Podniosłam powoli głowę i spojrzałam na Treya, który przyciskał do ściany dalej uśmiechającego się Ryana. Uderzył go tak, że spadł na podłogę i stracił przytomność. Mój oprawca patrzył się na nieprzytomne ciało mojego byłego chłopaka z nienawiścią. Splunął na niego, nie kryjąc irytacji. Przez chwilę myślałam, że go zabił, ale pierś Ryana unosiła się i opadała, co znaczyło, że oddychał.

Nikomu nie życzyłam śmierci. Nawet takiemu skurwielowi, jakim był on.

Trey przeniósł wzrok na mnie. Padł przede mną na kolana i wziął moją twarz w dłonie.

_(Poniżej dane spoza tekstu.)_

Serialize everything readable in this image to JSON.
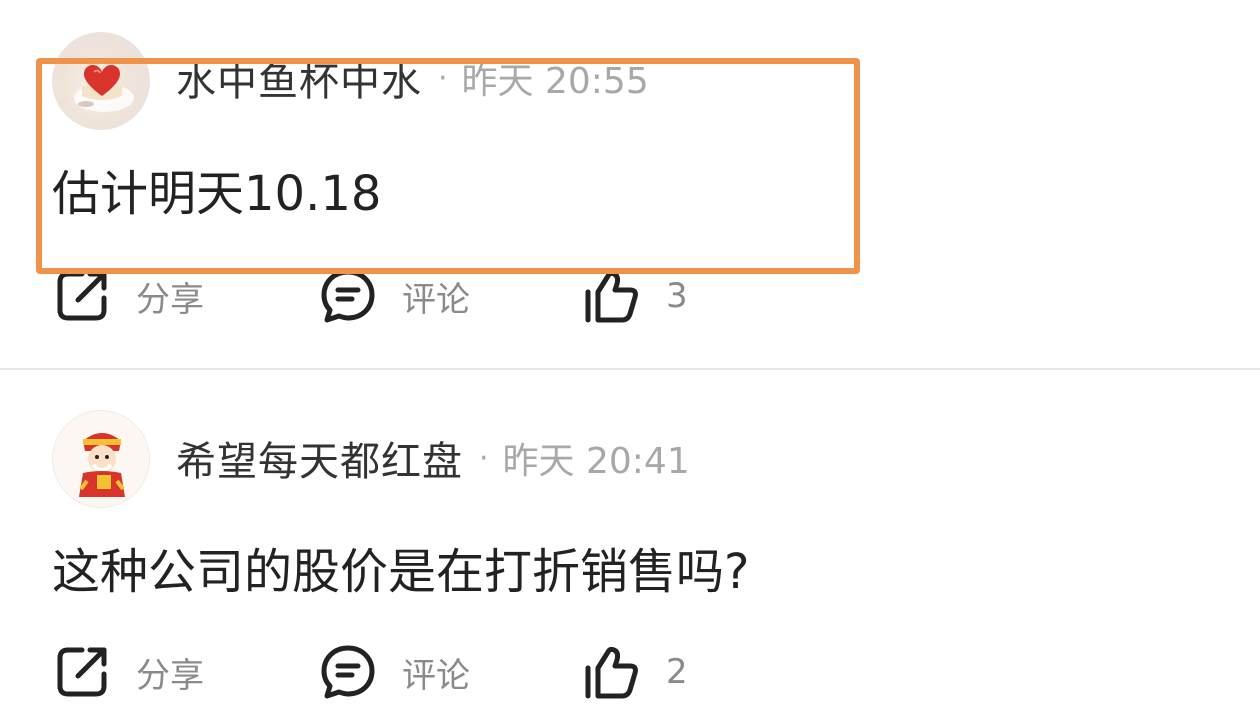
{
  "posts": [
    {
      "username": "水中鱼杯中水",
      "separator": "·",
      "time": "昨天 20:55",
      "content": "估计明天10.18",
      "avatar_icon": "heart-cake-avatar",
      "actions": {
        "share_label": "分享",
        "comment_label": "评论",
        "like_count": "3"
      }
    },
    {
      "username": "希望每天都红盘",
      "separator": "·",
      "time": "昨天 20:41",
      "content": "这种公司的股价是在打折销售吗?",
      "avatar_icon": "fortune-god-avatar",
      "actions": {
        "share_label": "分享",
        "comment_label": "评论",
        "like_count": "2"
      }
    }
  ],
  "colors": {
    "highlight_border": "#f0924a",
    "username": "#333333",
    "time": "#a8a8a8",
    "content": "#222222",
    "action_label": "#8a8a8a"
  }
}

Przytulił mnie mocno, ale nie mogłam odwzajemnić uścisku przez skrępowane ręce. Nie powstrzymało mnie to jednak przed oparciem całego ciężaru ciała na nim. Szlochałam głośno w jego ramię.

- Już dobrze, dziecinko - wyszeptał, gładząc mnie po tyle głowy. - Jestem z tobą, słyszysz? On ci już nie zagrozi. Nie wiem, co tutaj, kurwa, robił, ale dopilnuję, aby tego pożałował. Jericho, zostaw nas samych. Proszę.

- Tak, szefie.

Spojrzałam ponad ramieniem Treya na nieprzytomne ciało Ryana. Sama najchętniej naplułabym mu w twarz.

- Chodźmy stąd, aniołku. Nie musisz patrzeć na tego skurwiela. Z nim policzę się później.

Mój właściciel wziął mnie na ręce i tuląc do piersi, zaprowadził do sypialni.